When that happens in 2015, the city will be able to make major changes to the way that they execute those contracts. However, with the additional approval of a resolution penned by Council Member Bill Spelman (see In Fact Daily, May 25), new rules may come as soon as January of next year.
Spelman was less successful in his attempt to cut 54 permits from the Yellow Cab roster.
At the first and second readings of the franchise renewals, Spelman voted against approval. His resolution, he told In Fact Daily this past week, made it “a lot easier” for him to “go along” with the idea.
Still, Spelman tried to inject more immediate controls into the system. To do so, he unearthed provisions of the code that stated that no cab firm could hold more than 60 percent of the permits. “If we’re serious about holding the line for the total number of permits…than that means that Yellow Cab is in excess of 60 percent,” he said.

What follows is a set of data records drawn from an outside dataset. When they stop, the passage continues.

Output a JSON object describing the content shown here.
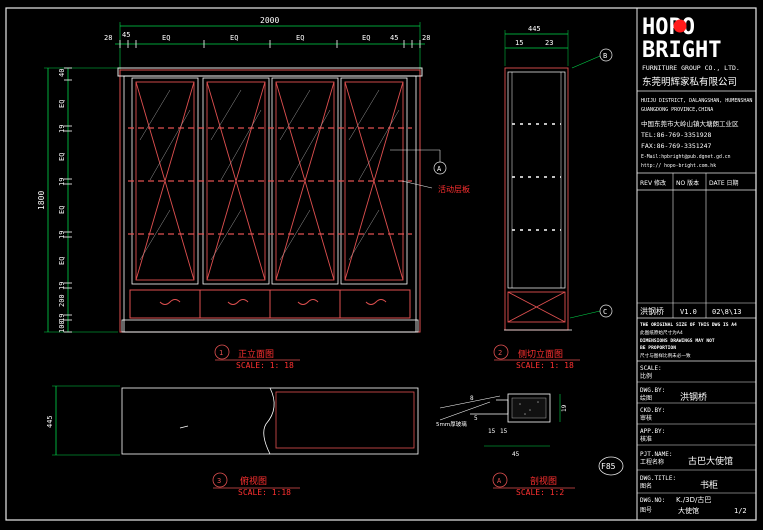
{
  "brand": {
    "logo_text_1": "HOPO",
    "logo_text_2": "BRIGHT",
    "company_en": "FURNITURE GROUP CO., LTD.",
    "company_cn": "东莞明辉家私有限公司",
    "address_en_1": "HUIJU DISTRICT, DALANGSHAN, HUMENSHAN",
    "address_en_2": "GUANGDONG PROVINCE,CHINA",
    "address_cn": "中国东莞市大岭山镇大塘朗工业区",
    "tel": "TEL:86-769-3351928",
    "fax": "FAX:86-769-3351247",
    "email": "E-Mail:hpbright@pub.dgnet.gd.cn",
    "web": "http:// hopo-bright.com.hk"
  },
  "revision_table": {
    "headers": [
      "REV 修改",
      "NO 版本",
      "DATE 日期"
    ],
    "row": [
      "洪钢桥",
      "V1.0",
      "02\\8\\13"
    ]
  },
  "notice": [
    "THE ORIGINAL SIZE OF THIS DWG IS A4",
    "此图纸原始尺寸为A4",
    "DIMENSIONS DRAWINGS MAY NOT",
    "BE PROPORTION",
    "尺寸与图样比例未必一致"
  ],
  "title_block": {
    "scale_label": "SCALE:",
    "scale_cn": "比例",
    "dwg_by_label": "DWG.BY:",
    "dwg_by_cn": "绘图",
    "dwg_by_value": "洪钢桥",
    "chk_by_label": "CKD.BY:",
    "chk_by_cn": "审核",
    "app_by_label": "APP.BY:",
    "app_by_cn": "核准",
    "project_label": "PJT.NAME:",
    "project_cn": "工程名称",
    "project_value": "古巴大使馆",
    "title_label": "DWG.TITLE:",
    "title_cn": "图名",
    "title_value": "书柜",
    "no_label": "DWG.NO:",
    "no_cn": "图号",
    "no_value_1": "K./3D/古巴",
    "no_value_2": "大使馆",
    "no_page": "1/2"
  },
  "front_view": {
    "total_width": "2000",
    "width_dims": [
      "28",
      "45",
      "EQ",
      "EQ",
      "EQ",
      "EQ",
      "45",
      "28"
    ],
    "total_height": "1800",
    "height_dims": [
      "40",
      "EQ",
      "19",
      "EQ",
      "19",
      "EQ",
      "19",
      "EQ",
      "19",
      "200",
      "19",
      "100"
    ],
    "annotation": "活动层板",
    "callout": "A",
    "label_num": "1",
    "label": "正立面图",
    "scale": "SCALE: 1: 18"
  },
  "section_view": {
    "dims": [
      "445",
      "15",
      "23"
    ],
    "callout_top": "B",
    "callout_bottom": "C",
    "label_num": "2",
    "label": "侧切立面图",
    "scale": "SCALE: 1: 18"
  },
  "plan_view": {
    "depth": "445",
    "label_num": "3",
    "label": "俯视图",
    "scale": "SCALE: 1:18"
  },
  "detail_view": {
    "dims": [
      "8",
      "15",
      "5",
      "15",
      "45",
      "19"
    ],
    "note": "5mm厚玻璃",
    "label_num": "A",
    "label": "剖视图",
    "scale": "SCALE: 1:2"
  },
  "sheet_tag": "F85"
}
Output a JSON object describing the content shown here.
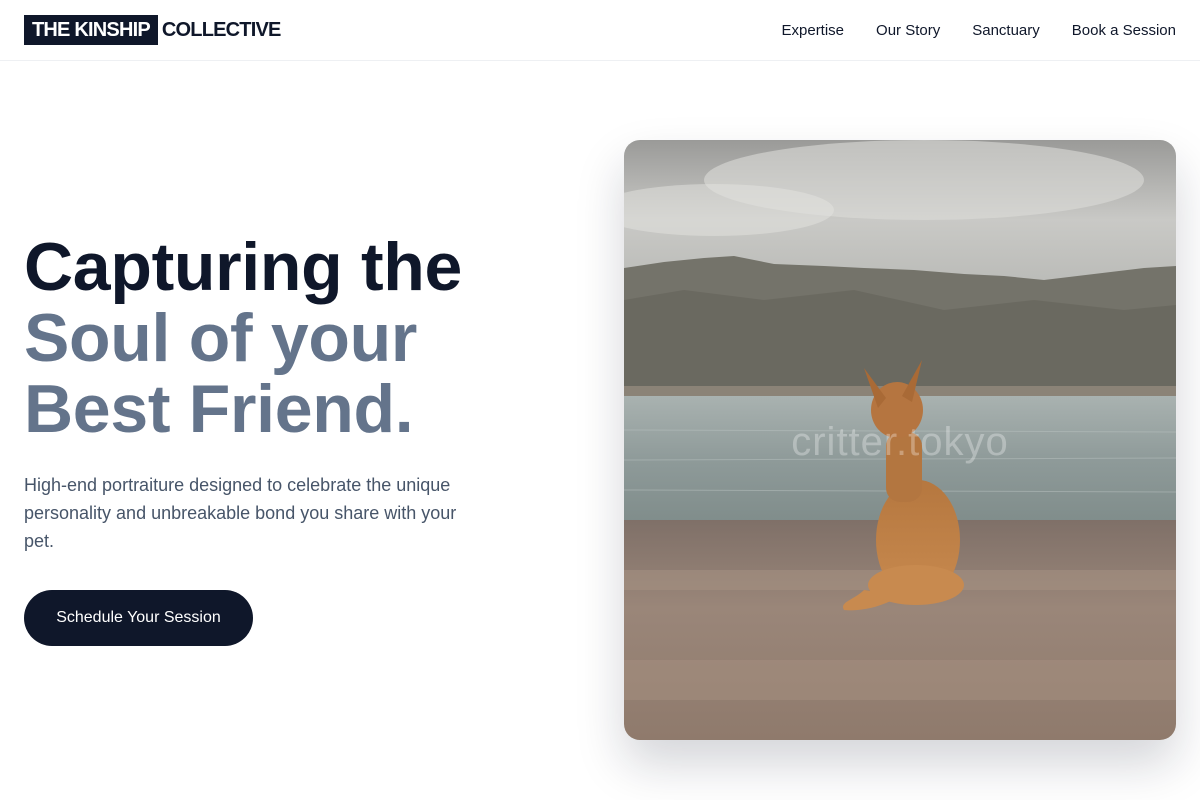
{
  "brand": {
    "boxed": "THE KINSHIP",
    "rest": "COLLECTIVE"
  },
  "nav": {
    "links": [
      "Expertise",
      "Our Story",
      "Sanctuary",
      "Book a Session"
    ]
  },
  "hero": {
    "headline_line1": "Capturing the",
    "headline_line2": "Soul of your",
    "headline_line3": "Best Friend.",
    "subtitle": "High-end portraiture designed to celebrate the unique personality and unbreakable bond you share with your pet.",
    "cta_label": "Schedule Your Session"
  },
  "image": {
    "watermark": "critter.tokyo",
    "subject": "dog sitting on a lakeshore facing mountains"
  },
  "colors": {
    "primary": "#0f172a",
    "muted_headline": "#64748b",
    "body_text": "#475569",
    "background": "#ffffff"
  }
}
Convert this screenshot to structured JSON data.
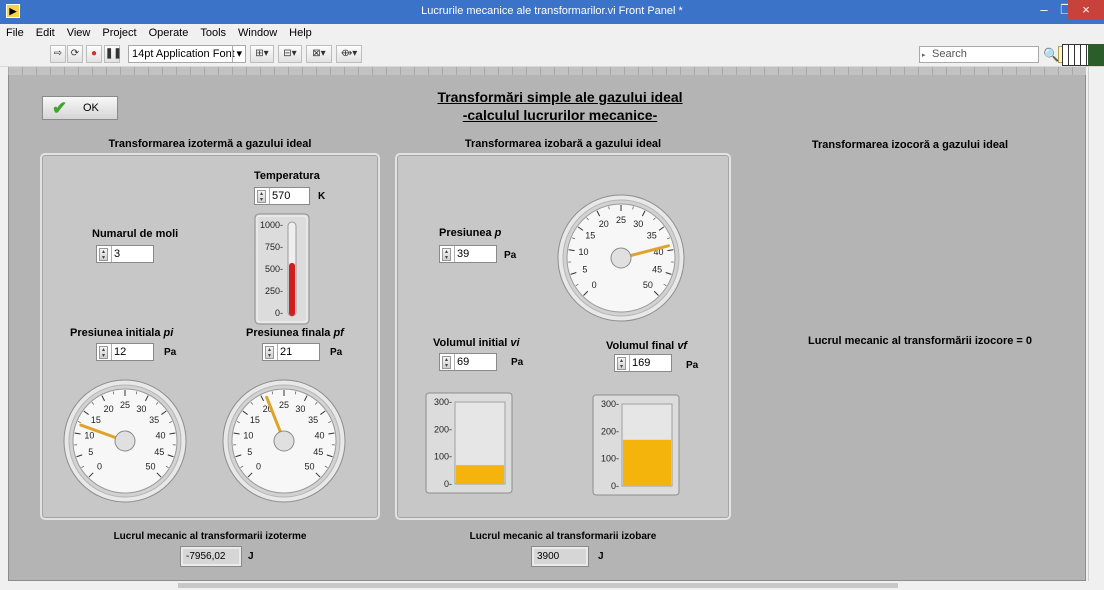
{
  "window": {
    "title": "Lucrurile mecanice ale transformarilor.vi Front Panel *",
    "controls": [
      "–",
      "❐",
      "×"
    ]
  },
  "menu": [
    "File",
    "Edit",
    "View",
    "Project",
    "Operate",
    "Tools",
    "Window",
    "Help"
  ],
  "toolbar": {
    "font": "14pt Application Font",
    "search_placeholder": "Search"
  },
  "ok_button": {
    "label": "OK"
  },
  "header": {
    "line1": "Transformări simple ale gazului ideal",
    "line2": "-calculul lucrurilor mecanice-"
  },
  "isothermal": {
    "title": "Transformarea izotermă a gazului ideal",
    "temperature_label": "Temperatura",
    "temperature_value": "570",
    "temperature_unit": "K",
    "thermometer_ticks": [
      "1000",
      "750",
      "500",
      "250",
      "0"
    ],
    "thermometer_level": 570,
    "thermometer_max": 1000,
    "moles_label": "Numarul de moli",
    "moles_value": "3",
    "p_initial_label": "Presiunea initiala",
    "p_initial_symbol": "pi",
    "p_initial_value": "12",
    "p_initial_unit": "Pa",
    "p_final_label": "Presiunea finala",
    "p_final_symbol": "pf",
    "p_final_value": "21",
    "p_final_unit": "Pa",
    "gauge_initial_value": 12,
    "gauge_final_value": 21,
    "work_label": "Lucrul mecanic al transformarii izoterme",
    "work_value": "-7956,02",
    "work_unit": "J"
  },
  "isobaric": {
    "title": "Transformarea izobară a gazului ideal",
    "pressure_label": "Presiunea",
    "pressure_symbol": "p",
    "pressure_value": "39",
    "pressure_unit": "Pa",
    "gauge_value": 39,
    "v_initial_label": "Volumul initial",
    "v_initial_symbol": "vi",
    "v_initial_value": "69",
    "v_initial_unit": "Pa",
    "v_final_label": "Volumul final",
    "v_final_symbol": "vf",
    "v_final_value": "169",
    "v_final_unit": "Pa",
    "tank_ticks": [
      "300",
      "200",
      "100",
      "0"
    ],
    "tank_max": 300,
    "tank_initial_level": 69,
    "tank_final_level": 169,
    "work_label": "Lucrul mecanic al transformarii izobare",
    "work_value": "3900",
    "work_unit": "J"
  },
  "isochoric": {
    "title": "Transformarea izocoră a gazului ideal",
    "work_text": "Lucrul mecanic al transformării izocore = 0"
  },
  "gauge_ticks": [
    "0",
    "5",
    "10",
    "15",
    "20",
    "25",
    "30",
    "35",
    "40",
    "45",
    "50"
  ],
  "gauge_max": 50,
  "colors": {
    "needle": "#e0a32a",
    "fill": "#f5b40b",
    "mercury": "#d11f1f",
    "titlebar": "#3a73c8"
  }
}
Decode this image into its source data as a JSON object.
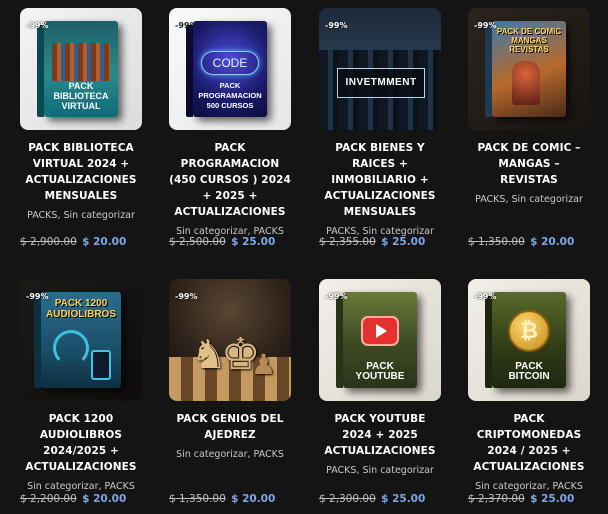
{
  "products": [
    {
      "badge": "-99%",
      "image_label": "PACK BIBLIOTECA VIRTUAL",
      "title_lines": [
        "PACK BIBLIOTECA",
        "VIRTUAL 2024 +",
        "ACTUALIZACIONES",
        "MENSUALES"
      ],
      "categories": "PACKS, Sin categorizar",
      "old_price": "$ 2,900.00",
      "new_price": "$ 20.00"
    },
    {
      "badge": "-99%",
      "image_label": "PACK PROGRAMACION 500 CURSOS",
      "image_word": "CODE",
      "title_lines": [
        "PACK",
        "PROGRAMACION",
        "(450 CURSOS ) 2024",
        "+ 2025 +",
        "ACTUALIZACIONES"
      ],
      "categories": "Sin categorizar, PACKS",
      "old_price": "$ 2,500.00",
      "new_price": "$ 25.00"
    },
    {
      "badge": "-99%",
      "image_label": "INVETMMENT",
      "title_lines": [
        "PACK BIENES Y",
        "RAICES +",
        "INMOBILIARIO +",
        "ACTUALIZACIONES",
        "MENSUALES"
      ],
      "categories": "PACKS, Sin categorizar",
      "old_price": "$ 2,355.00",
      "new_price": "$ 25.00"
    },
    {
      "badge": "-99%",
      "image_label": "PACK DE COMIC MANGAS REVISTAS",
      "title_lines": [
        "PACK DE COMIC –",
        "MANGAS –",
        "REVISTAS"
      ],
      "categories": "PACKS, Sin categorizar",
      "old_price": "$ 1,350.00",
      "new_price": "$ 20.00"
    },
    {
      "badge": "-99%",
      "image_label": "PACK 1200 AUDIOLIBROS",
      "title_lines": [
        "PACK 1200",
        "AUDIOLIBROS",
        "2024/2025 +",
        "ACTUALIZACIONES"
      ],
      "categories": "Sin categorizar, PACKS",
      "old_price": "$ 2,200.00",
      "new_price": "$ 20.00"
    },
    {
      "badge": "-99%",
      "image_label": "",
      "title_lines": [
        "PACK GENIOS DEL",
        "AJEDREZ"
      ],
      "categories": "Sin categorizar, PACKS",
      "old_price": "$ 1,350.00",
      "new_price": "$ 20.00"
    },
    {
      "badge": "-99%",
      "image_label": "PACK YOUTUBE",
      "title_lines": [
        "PACK YOUTUBE",
        "2024 + 2025",
        "ACTUALIZACIONES"
      ],
      "categories": "PACKS, Sin categorizar",
      "old_price": "$ 2,300.00",
      "new_price": "$ 25.00"
    },
    {
      "badge": "-99%",
      "image_label": "PACK BITCOIN",
      "title_lines": [
        "PACK",
        "CRIPTOMONEDAS",
        "2024 / 2025 +",
        "ACTUALIZACIONES"
      ],
      "categories": "Sin categorizar, PACKS",
      "old_price": "$ 2,370.00",
      "new_price": "$ 25.00"
    }
  ]
}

He argued that, though the city could “add…permits to the system” to make up for the incongruence, the added pressure of a coming fare hike would likely produce a drop in demand for cab services. “If we increase the number of permits…by something like 13 percent…that’s going to put 13 percent more drivers out there chasing a slightly fewer number of passengers and all else equal that means that each of those drivers is going to be making 13 percent less money,” he added.
The solution, he said, was to drop the number of Yellow Cab permits to make up the difference.
Mayor Pro Tem Mike Martinez, who was on that Council, countered that the 2007 City Council that approved the language that Spelman cited did so knowing that Yellow Cab already had more than 60 percent of the available permits. “The Council may have contemplated…60 percent to not monopolize it,” he said, “but they clearly voted…for the amount of permits that Yellow has in their hands right now.”
Council member Sheryl Cole, also a member of the 2007 Council, then offered background on Martinez’ comments. “One of the big concerns, because Roy’s (Taxi) had (gone) out of business was ‘how do we maintain the market place, how do we maintain…competition?” she said.
“So that’s basically where the 60 percent but leave (Yellow)…at 69 came from.”
With Spelman off the dais to catch a flight to a National League of Cities conference, no one attached a reduction of permits to the Yellow Cab renewal. It passed on a 6-0 vote.
The Austin Cab renewal passed 4-0, with Council members Chris Riley and Laura Morrison temporarily absent.
Spelman’s resolution, which instructs City Manager Marc Ott to work with a stakeholder group already established by the Council to “develop recommendations on: taxicab key performance indicators; capping fees charged by franchises to the drivers, including but not limited to terminal fees, to a maximum percentage each year; and (a) revised methodology for authorizing franchise agreements,” passed unanimously.